本

『地の糧』

ホンとの本

『地の糧』
ジッド
今日出海訳
新潮文庫
\550+
1952.3.

 ジッドというと、信仰に厳しく禁欲的な物語が頭に浮かぶかもしれない。だが、それを「信仰」と呼ぶことには批判的な意見が多い。日本ではジッドは人気があると思われるが、その日本人が、信仰ということについてあまりよく分かっていないために、ジッドが信仰的な作家だ、というふうに見られているのかもしれない、というのだ。
 私はここで文学論を立てるほどの知識も能力もない。今回手にしたのは、『地の糧』である。これが2023年、ヨルシカとのコラボによって新しい表紙として出たことで、異例のヒットを飛ばしているのだという。私はそのことを全く知らずに、図書館で手にしただけである。
 ジッドの中で、これは読んだことがなかった。
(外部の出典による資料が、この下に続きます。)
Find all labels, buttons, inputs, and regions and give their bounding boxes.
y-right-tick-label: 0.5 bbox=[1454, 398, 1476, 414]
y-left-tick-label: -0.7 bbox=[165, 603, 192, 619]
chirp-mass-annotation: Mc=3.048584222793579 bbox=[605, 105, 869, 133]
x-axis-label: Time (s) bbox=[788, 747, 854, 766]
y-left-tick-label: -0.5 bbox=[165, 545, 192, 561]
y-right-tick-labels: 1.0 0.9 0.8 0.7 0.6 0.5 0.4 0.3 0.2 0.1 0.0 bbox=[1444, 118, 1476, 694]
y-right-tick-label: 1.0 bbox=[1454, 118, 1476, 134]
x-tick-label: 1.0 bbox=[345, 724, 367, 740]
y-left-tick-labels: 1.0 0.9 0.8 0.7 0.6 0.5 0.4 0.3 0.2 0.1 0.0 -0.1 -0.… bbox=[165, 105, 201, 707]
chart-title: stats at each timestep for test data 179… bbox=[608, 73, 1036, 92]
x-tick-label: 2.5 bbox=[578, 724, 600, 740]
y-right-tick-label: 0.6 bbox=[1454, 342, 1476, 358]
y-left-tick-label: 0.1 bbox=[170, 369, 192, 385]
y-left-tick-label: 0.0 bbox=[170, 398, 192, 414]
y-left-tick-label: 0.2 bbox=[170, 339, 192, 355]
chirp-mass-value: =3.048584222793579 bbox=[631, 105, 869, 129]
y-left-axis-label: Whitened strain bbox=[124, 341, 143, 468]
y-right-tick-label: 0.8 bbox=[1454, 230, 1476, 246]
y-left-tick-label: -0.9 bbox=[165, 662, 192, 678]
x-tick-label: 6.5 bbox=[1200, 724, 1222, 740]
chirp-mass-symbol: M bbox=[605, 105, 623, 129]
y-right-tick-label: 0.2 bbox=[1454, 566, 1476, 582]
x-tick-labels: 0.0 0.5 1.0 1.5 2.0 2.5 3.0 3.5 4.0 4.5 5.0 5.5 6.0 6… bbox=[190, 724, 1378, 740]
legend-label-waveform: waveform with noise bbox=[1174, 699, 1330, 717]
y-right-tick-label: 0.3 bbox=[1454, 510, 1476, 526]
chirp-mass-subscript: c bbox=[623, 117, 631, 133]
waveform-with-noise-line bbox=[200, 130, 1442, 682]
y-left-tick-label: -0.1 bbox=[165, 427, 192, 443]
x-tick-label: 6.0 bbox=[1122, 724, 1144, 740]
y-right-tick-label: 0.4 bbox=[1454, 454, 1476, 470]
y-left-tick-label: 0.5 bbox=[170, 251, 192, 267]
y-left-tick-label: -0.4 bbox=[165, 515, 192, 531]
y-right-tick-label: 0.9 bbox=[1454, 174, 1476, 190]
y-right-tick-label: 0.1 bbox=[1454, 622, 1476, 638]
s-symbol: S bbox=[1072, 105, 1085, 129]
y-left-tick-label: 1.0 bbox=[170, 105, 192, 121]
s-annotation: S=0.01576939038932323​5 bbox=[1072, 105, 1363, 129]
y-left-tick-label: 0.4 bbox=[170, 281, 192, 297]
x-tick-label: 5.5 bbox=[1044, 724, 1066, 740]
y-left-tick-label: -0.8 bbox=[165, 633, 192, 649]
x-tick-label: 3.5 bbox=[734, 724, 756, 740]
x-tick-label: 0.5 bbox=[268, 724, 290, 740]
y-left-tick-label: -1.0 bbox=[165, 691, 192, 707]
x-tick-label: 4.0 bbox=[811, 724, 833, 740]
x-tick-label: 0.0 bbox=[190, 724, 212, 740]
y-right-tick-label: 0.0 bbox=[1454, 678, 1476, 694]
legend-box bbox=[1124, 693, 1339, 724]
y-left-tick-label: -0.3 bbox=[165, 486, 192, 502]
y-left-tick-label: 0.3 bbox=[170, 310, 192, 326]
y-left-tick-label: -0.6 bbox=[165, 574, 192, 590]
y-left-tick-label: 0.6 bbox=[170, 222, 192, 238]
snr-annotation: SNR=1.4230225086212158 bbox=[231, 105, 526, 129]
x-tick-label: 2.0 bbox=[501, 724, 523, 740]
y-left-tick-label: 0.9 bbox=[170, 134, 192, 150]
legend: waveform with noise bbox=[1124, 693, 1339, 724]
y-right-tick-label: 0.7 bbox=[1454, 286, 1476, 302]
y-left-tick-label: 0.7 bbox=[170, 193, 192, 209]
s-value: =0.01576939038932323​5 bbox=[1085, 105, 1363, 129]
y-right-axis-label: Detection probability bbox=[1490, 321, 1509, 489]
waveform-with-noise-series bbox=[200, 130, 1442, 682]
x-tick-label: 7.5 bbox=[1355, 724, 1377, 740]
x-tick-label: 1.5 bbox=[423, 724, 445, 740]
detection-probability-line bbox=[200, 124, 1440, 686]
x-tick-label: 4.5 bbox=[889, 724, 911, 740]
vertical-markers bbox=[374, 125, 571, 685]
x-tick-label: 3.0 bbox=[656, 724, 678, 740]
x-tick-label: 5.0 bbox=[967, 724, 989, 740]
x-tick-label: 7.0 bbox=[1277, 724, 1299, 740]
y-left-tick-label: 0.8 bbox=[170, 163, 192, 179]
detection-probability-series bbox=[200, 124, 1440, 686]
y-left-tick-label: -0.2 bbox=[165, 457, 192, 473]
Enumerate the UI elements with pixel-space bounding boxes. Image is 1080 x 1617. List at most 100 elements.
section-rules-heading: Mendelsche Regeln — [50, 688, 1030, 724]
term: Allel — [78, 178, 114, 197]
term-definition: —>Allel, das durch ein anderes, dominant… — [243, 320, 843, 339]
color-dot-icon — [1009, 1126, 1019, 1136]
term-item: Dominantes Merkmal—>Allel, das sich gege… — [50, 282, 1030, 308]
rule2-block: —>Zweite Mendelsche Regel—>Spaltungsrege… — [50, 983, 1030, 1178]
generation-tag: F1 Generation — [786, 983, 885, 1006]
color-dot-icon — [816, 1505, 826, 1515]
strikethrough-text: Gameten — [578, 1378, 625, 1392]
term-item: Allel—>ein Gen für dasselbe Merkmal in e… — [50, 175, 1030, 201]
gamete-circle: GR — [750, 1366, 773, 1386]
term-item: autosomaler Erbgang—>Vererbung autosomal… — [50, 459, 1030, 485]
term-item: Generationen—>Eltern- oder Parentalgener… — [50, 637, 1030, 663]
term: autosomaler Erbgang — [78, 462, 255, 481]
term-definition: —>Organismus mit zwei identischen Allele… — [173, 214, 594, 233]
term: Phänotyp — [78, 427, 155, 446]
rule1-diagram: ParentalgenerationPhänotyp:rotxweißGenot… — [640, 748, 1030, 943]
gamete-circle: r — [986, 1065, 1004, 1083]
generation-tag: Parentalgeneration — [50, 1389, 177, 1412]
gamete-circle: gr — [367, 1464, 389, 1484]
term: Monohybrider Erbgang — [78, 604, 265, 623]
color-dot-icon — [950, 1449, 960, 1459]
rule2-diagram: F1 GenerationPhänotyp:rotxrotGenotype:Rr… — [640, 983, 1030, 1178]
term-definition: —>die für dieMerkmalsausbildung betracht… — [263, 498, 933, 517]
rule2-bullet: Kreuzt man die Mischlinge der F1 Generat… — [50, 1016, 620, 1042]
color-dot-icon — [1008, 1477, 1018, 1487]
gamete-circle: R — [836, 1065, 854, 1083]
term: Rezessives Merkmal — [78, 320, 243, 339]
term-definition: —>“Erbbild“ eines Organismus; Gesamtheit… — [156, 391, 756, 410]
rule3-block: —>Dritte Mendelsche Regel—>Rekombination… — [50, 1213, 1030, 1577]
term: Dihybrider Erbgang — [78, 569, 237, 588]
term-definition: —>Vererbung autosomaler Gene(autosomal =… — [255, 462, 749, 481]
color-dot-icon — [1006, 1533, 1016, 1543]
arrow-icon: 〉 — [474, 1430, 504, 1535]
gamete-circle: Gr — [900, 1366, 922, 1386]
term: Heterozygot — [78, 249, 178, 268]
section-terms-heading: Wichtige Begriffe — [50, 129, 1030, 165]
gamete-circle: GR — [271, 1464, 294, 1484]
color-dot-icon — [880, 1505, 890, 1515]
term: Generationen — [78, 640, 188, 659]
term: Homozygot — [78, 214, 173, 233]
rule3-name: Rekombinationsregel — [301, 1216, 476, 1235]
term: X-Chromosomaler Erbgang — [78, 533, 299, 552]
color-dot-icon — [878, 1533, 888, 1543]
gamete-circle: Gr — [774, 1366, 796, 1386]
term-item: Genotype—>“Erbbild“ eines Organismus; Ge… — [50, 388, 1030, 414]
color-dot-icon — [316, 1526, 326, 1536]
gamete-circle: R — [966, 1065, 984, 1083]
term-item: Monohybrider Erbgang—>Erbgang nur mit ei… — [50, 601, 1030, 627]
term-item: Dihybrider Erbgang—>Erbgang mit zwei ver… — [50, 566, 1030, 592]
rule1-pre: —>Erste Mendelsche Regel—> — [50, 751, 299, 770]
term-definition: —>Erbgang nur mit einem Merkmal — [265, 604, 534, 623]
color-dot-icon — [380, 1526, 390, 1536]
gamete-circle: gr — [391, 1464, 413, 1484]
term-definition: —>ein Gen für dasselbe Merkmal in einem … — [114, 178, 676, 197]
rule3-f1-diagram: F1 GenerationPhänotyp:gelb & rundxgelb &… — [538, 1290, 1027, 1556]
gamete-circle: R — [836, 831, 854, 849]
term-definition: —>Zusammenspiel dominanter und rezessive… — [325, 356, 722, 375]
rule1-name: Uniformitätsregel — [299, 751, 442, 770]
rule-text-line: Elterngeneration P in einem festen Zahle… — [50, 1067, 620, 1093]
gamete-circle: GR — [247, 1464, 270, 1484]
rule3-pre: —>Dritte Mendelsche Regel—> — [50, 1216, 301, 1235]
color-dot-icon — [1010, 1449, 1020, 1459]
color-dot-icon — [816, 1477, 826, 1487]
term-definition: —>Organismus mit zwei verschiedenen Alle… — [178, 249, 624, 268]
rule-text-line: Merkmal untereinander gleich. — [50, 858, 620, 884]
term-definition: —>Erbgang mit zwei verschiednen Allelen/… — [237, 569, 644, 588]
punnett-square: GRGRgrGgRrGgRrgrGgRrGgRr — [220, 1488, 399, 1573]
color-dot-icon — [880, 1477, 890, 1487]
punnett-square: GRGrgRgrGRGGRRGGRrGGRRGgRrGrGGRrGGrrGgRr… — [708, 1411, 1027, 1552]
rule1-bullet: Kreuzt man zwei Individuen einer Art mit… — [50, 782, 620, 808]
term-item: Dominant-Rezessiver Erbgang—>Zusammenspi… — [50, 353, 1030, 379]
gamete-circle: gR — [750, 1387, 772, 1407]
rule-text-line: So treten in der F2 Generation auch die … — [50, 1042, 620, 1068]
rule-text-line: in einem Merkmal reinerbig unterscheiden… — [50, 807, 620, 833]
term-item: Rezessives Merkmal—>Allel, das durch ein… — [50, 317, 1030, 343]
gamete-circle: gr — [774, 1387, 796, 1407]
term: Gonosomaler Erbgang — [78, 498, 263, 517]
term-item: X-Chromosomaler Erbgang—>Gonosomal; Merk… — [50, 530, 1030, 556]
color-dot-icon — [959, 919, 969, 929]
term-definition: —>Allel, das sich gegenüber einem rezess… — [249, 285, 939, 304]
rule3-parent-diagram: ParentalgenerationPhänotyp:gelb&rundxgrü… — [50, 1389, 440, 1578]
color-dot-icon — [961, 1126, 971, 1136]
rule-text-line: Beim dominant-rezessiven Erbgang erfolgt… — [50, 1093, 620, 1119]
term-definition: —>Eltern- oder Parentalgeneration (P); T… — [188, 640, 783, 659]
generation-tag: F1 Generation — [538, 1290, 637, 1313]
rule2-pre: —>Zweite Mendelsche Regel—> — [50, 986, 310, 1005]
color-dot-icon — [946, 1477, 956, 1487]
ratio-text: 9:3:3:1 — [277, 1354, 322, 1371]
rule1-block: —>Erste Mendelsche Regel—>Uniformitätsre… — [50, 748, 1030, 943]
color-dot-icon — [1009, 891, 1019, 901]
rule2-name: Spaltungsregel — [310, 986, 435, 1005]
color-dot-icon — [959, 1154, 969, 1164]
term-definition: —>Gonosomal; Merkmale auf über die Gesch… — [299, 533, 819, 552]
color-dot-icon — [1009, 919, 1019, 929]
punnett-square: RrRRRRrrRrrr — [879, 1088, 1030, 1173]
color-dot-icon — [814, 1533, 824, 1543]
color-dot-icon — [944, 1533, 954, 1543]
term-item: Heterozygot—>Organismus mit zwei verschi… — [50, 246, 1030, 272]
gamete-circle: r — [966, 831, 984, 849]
薄い本だし、気軽に読めそうだ。  やはり一番本書で有名なのは、「君はすっかり読んでしまったら、この本を捨ててくれ給え――そして外へ出給え」という、最初の頁であろう。当然、「書を捨てよ町に出よう」という寺山修司の言葉が頭に浮かんでくる。日本中で若者の心を捉えたこの言葉は、ジッドに由来するのだろうか。
 この言葉は、ナタナエルに宛てられている。謎の人物である。本書の文章のすべてが、彼に向けて綴られているようである。その文章というのが何を書いているのか。全体が8つの書と讃歌とからできている。それらは実に自由に語られている。まるで日記のようである。しかしあまりに詩的で、流れるような、また唐突なフレーズや展開で、読者を戸惑わせる。それがまたよいのだ、というファンも多いのだろう。感覚的で、極めて自由で、そして非倫理的で……。
 ジッド自身は、フランスでは少数派のプロテスタントの葉池に生まれ、しかし信仰生活に反発し、若くして放蕩を尽くす。否、もう幼くして早熟で不品行のかどで目をつけられていたのだとも言われる。娼婦との付き合いは本書の中でも反映されているし、同性愛も甚だしかったらしい。するとこのナタナエルという宛先も、その道の相手を想定しているのかも知れない。たぶん実在の人物ではなく、ジッドが構想した対象ではないかと推測するのだが。
 文章は、日本語でもこれだけ詩的で繊細な輝きに満ちているのだから、元のフランス語だったらどうなのだろう。これだけの文豪の文章である。本作品は二十代後半、最愛の妻マドレーヌと結婚して間もなく書かれている。よく知られた作品が出てくるまでには、もう少し時間がかかる。若さのままに、また溢れる生のエネルギーをふんだんにぶつけて綴っているということなのだろうか。
 本作品には、最初に書かれて30年後の版に記された「序」があり、本書では最後にそれが掲載されている。過去を振り返り、自己評価をしているようでもあるが、その若気の至りのような作品を、目を細めて見つめているかのようでもある。やっぱり、あの「欲望と本能の讃美」は、輝かしいものであったのだ、と。
 私たちに、そういうものはあるだろうか。私はすっかりそういう自分を消してしまいたいような生き方に変わってしまったけれど、あの若いときの奔放さというものについては、ジッドに共感できる部分が、ないわけではない。無邪気で無知な自分でもあった。ひとの心になど関心がなく、自分本位だけの世界をもっていた。今でもそうだ、と言われたら否定できないが、そのような自分を認識できるほどに、いまの私はあのままの私ではない。ジッドがどうだったかは知らないが、私だったら、私の十代に書いた詩についても、いまの自分が「分かる」と確かに言える。それはやはり、どこか眩しいものなのだ。そっとそこにそのままで輝いているべきではあるし、二度と現実にはならない標本のようなものであるかもしれないけれども、確かにそこにあるものだ。また、無価値だと斬り捨てるべきではないものなのだ。
 ジッドの研究もよろしいが、読者は、読者自身の「地の糧」を見つけ出したらいいと思う。読者にとってのナタナエルがいたらよい。このナタナエルという名は、聖書にも登場する。イエスの弟子の一人である。福音書によってはバルトロマイと記されている人物のことかと推測されている。その名の意味はおよそ「神の賜物」であることははっきりしている。ジッドはもちろん聖書文化の人間である。これを無視して作品の人物名には使うまい。しかし、その謎解きは、研究者や酔狂な方々にお任せすればよい。読者の愉しみは、他の誰にも許さない、自分だけの読書ができるということである。
 ふと、不埒な過去の自分を、顧みては如何だろうか。